Allah ondan razı olsun ve salât ve selamını esirgemesin . Bizler böyle
bir Peygamber'in ümmeti olmakla ne kadar bahtiyar isek, bu nimeti bize bahşeden
Rabbimiz Allah'ın kulu olduğumuz için de
o kadar hamd etmekle mükellefiz." ( İktibas, M. Durmuş, Nisan 2008, sayfa
16-17 )
Çünkü o, merhamet sahibi, merhamet peygamberi idi. Bir serçe kuşunun bile yuvasının bozulmasını
istemez, gördüğü zaman kızışırdı. Minberde hutbe okurken, Kerbela yiğidi Hüseyin
(ra) fırlayıp yanına çıktığı vakit, hutbeyi yarıda bırakır,onu sever, saçlarını
okşar, sonra ise, hutbesine kalmış olduğu yerden devam ederdi.

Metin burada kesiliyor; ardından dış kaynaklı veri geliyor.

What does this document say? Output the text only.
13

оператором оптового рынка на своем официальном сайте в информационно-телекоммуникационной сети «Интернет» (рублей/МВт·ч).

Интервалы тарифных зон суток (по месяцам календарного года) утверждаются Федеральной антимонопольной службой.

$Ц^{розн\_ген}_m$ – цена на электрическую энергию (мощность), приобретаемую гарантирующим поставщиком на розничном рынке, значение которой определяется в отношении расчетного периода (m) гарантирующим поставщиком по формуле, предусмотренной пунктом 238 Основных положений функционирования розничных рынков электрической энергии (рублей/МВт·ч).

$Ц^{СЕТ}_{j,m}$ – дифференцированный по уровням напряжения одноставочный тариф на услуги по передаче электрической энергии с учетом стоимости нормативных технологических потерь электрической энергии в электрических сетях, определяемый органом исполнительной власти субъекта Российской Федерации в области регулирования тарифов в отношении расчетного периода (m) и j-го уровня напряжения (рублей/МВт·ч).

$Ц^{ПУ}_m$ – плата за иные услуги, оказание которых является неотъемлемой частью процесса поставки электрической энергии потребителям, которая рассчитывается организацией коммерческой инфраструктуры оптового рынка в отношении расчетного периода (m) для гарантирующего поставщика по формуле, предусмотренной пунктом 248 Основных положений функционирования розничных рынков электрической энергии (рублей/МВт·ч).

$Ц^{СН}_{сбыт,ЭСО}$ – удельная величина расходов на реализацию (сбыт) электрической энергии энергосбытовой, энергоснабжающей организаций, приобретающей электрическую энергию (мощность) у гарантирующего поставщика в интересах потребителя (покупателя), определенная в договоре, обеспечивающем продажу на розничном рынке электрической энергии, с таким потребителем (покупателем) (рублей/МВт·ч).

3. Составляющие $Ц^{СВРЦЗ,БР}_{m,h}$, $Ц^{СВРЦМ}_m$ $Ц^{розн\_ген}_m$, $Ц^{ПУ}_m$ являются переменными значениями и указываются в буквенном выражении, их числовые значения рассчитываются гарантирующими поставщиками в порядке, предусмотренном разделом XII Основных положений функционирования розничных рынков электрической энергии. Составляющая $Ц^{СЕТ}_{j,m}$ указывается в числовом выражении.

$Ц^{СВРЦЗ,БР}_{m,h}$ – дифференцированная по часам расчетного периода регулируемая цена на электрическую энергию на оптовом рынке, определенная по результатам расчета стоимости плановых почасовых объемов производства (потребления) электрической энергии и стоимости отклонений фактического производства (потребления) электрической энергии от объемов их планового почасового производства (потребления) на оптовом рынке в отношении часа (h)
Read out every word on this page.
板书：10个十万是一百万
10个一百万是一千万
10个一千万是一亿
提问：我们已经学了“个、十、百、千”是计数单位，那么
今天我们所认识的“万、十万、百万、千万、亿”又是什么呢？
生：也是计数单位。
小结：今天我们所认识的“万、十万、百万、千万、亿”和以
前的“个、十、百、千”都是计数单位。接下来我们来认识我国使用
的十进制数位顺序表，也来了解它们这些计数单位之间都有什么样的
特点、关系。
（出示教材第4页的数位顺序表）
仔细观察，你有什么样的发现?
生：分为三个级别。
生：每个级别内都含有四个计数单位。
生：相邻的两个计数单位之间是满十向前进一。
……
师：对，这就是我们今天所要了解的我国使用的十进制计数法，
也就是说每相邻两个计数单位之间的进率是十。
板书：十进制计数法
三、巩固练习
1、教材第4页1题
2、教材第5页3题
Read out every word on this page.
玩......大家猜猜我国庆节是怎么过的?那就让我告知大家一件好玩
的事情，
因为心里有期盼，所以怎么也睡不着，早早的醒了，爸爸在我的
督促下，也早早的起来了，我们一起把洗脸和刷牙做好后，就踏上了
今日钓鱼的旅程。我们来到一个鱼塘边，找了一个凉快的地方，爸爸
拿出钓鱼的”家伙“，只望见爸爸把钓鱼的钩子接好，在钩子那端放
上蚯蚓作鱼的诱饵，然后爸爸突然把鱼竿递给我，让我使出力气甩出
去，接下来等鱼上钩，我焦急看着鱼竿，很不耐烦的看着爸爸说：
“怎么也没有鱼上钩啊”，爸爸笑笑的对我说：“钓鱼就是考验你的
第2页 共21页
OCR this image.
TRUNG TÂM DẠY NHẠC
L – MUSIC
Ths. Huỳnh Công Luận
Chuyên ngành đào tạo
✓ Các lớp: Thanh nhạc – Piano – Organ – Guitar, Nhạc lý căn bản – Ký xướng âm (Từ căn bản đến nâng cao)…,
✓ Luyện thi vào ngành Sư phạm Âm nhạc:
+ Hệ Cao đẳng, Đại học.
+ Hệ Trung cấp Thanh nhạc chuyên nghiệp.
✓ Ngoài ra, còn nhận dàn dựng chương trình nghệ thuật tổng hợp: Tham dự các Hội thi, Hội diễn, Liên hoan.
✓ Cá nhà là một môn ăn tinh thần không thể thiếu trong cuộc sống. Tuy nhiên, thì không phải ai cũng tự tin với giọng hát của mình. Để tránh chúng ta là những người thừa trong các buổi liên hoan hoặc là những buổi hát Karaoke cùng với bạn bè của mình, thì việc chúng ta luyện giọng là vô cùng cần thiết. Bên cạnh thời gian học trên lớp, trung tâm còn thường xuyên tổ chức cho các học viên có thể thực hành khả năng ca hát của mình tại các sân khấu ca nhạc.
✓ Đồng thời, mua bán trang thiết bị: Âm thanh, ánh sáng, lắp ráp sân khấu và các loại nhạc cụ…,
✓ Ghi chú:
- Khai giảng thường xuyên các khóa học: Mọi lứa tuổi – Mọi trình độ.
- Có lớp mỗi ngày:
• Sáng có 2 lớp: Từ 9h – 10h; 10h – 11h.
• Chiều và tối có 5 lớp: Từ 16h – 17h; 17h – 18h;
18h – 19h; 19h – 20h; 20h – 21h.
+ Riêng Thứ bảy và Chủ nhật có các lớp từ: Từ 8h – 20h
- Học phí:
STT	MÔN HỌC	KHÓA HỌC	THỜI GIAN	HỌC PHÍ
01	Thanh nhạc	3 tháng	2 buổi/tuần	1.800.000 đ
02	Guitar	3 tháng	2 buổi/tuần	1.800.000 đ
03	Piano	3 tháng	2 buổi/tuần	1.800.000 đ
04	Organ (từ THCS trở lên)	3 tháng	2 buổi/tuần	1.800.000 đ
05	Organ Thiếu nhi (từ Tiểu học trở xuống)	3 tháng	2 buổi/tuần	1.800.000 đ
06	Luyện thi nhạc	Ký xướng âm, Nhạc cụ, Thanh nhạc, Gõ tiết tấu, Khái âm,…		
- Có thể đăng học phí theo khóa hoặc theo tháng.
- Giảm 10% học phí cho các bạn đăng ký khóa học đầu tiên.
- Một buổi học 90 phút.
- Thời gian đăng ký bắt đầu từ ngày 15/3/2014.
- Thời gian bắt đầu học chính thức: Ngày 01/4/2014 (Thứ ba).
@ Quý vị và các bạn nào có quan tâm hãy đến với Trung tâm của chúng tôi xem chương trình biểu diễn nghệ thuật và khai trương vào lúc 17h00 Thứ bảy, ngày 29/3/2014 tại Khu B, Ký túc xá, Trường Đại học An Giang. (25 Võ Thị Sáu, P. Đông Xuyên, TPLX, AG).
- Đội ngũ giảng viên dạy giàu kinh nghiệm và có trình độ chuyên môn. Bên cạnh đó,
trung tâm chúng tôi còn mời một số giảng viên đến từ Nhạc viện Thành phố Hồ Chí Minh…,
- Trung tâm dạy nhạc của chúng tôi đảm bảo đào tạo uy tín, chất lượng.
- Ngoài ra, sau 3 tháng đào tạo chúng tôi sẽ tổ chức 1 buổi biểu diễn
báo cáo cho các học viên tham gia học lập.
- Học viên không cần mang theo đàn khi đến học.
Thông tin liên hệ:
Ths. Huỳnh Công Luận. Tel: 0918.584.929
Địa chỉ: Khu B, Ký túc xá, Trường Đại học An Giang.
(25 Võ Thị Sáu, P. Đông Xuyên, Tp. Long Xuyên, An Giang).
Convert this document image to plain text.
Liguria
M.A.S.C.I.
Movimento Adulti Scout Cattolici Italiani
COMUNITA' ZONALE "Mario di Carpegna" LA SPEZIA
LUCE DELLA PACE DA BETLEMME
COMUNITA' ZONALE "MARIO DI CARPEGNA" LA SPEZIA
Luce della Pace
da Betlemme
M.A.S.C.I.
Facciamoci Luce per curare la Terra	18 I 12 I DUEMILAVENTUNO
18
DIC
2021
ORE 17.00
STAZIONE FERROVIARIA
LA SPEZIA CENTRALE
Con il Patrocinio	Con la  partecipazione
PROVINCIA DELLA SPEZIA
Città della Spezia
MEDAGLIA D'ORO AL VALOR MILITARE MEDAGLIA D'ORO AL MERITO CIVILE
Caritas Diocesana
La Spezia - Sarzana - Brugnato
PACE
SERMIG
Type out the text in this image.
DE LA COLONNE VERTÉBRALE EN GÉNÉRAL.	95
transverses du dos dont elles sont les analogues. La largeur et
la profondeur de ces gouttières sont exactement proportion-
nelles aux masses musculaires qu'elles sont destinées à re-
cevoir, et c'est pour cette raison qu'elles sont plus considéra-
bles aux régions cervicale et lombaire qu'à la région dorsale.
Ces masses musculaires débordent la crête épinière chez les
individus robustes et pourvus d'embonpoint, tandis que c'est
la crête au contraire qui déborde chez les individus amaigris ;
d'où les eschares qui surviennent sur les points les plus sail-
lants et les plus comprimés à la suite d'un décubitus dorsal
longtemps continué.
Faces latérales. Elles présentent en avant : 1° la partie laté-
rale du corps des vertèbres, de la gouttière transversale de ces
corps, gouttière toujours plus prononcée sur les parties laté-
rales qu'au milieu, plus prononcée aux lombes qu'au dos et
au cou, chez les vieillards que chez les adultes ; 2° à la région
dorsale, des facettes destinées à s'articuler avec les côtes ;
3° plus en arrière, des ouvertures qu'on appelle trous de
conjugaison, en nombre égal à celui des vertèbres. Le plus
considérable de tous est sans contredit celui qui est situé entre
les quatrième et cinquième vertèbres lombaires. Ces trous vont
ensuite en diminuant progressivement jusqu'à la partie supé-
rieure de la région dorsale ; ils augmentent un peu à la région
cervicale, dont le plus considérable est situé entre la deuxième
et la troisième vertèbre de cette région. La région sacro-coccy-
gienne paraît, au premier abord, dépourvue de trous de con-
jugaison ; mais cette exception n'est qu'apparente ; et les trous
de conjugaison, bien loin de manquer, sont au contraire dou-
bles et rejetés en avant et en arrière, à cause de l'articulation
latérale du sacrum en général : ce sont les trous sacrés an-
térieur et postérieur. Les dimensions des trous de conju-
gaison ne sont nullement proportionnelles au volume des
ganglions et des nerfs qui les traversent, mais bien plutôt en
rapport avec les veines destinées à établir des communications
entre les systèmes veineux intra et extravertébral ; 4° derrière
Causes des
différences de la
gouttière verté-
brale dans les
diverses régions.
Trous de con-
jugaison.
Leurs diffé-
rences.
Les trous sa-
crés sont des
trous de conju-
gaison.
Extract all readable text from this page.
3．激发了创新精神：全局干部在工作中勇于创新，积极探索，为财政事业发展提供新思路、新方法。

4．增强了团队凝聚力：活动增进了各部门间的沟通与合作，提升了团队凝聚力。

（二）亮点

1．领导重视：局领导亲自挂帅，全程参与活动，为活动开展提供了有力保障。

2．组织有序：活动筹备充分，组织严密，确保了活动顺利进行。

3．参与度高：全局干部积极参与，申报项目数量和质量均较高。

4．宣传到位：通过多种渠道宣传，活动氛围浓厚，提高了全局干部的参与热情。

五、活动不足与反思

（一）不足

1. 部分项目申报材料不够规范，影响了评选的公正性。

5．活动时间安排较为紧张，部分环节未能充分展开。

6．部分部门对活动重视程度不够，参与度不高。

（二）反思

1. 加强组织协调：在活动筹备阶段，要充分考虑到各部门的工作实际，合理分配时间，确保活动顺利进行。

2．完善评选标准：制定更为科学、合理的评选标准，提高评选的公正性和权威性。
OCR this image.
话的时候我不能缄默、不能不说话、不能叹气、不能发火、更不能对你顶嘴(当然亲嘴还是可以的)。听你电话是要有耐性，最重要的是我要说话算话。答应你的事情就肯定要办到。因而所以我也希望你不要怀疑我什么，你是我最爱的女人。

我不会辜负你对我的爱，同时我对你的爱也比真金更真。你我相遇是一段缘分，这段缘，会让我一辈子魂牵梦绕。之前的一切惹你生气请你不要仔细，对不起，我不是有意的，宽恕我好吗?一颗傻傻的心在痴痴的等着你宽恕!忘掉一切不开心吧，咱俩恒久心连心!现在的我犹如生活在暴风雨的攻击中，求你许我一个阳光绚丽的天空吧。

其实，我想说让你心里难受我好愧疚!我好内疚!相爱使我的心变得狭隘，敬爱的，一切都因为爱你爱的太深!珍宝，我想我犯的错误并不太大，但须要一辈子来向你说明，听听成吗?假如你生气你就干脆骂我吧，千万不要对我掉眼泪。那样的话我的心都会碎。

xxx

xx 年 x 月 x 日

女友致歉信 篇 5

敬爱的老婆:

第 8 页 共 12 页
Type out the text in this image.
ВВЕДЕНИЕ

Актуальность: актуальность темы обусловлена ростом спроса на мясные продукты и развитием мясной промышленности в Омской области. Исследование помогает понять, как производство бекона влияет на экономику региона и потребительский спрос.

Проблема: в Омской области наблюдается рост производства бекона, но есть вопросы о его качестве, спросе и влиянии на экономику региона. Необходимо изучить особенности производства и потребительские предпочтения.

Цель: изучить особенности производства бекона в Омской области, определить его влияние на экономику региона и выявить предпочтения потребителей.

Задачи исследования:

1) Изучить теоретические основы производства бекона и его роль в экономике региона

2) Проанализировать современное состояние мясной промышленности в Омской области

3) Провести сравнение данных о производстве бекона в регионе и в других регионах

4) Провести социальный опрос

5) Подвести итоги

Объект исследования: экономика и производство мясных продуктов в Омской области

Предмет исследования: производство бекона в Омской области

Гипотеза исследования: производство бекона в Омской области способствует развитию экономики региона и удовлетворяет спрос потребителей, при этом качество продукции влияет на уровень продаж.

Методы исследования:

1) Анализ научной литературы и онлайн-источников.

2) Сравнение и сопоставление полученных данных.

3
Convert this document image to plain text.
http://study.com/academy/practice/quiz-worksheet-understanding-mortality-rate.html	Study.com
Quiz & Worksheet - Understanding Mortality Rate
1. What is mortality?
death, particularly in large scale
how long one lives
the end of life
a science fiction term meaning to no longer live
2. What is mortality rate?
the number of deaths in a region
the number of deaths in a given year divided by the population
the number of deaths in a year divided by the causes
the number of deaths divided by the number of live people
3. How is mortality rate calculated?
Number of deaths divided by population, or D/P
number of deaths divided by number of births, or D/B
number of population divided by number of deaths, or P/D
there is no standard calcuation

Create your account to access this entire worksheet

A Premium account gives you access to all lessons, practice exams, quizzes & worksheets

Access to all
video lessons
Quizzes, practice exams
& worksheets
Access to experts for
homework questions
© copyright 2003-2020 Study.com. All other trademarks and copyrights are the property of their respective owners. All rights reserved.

Şimdilerde, camilerimizde cuma günleri bir disiplin vardır ki, hutbe
okunurken diz üstü oturmak, sağa-sola bakmamak farzın üzerinde bir farz şeklinde
telakki edilmektedir. Ya evdeki durumu? Hangi hanımının yanında ise, orası neşe
dolmuş, huzura boğulmuş olurdu. Kendi söküklerini diker, yemeklerde hanımlarına
yardımcı olurdu. Yemek beğenmemezlik etmez, önüne gelen her yemeği, Allah'ın
birer nimeti bilir, yemek sonunda "Hamd" ederek yemeği sonlandırırdı.
Uyku düşkünü değil, oburluğu, obeziteyi kat'iyyen sevmezdi. Sokaklarda görmüş olduğu, tesadüf
ettiği düşkünlere acır, yetim ve öksüzlerin halleri onda bir kalp sancısı olurdu.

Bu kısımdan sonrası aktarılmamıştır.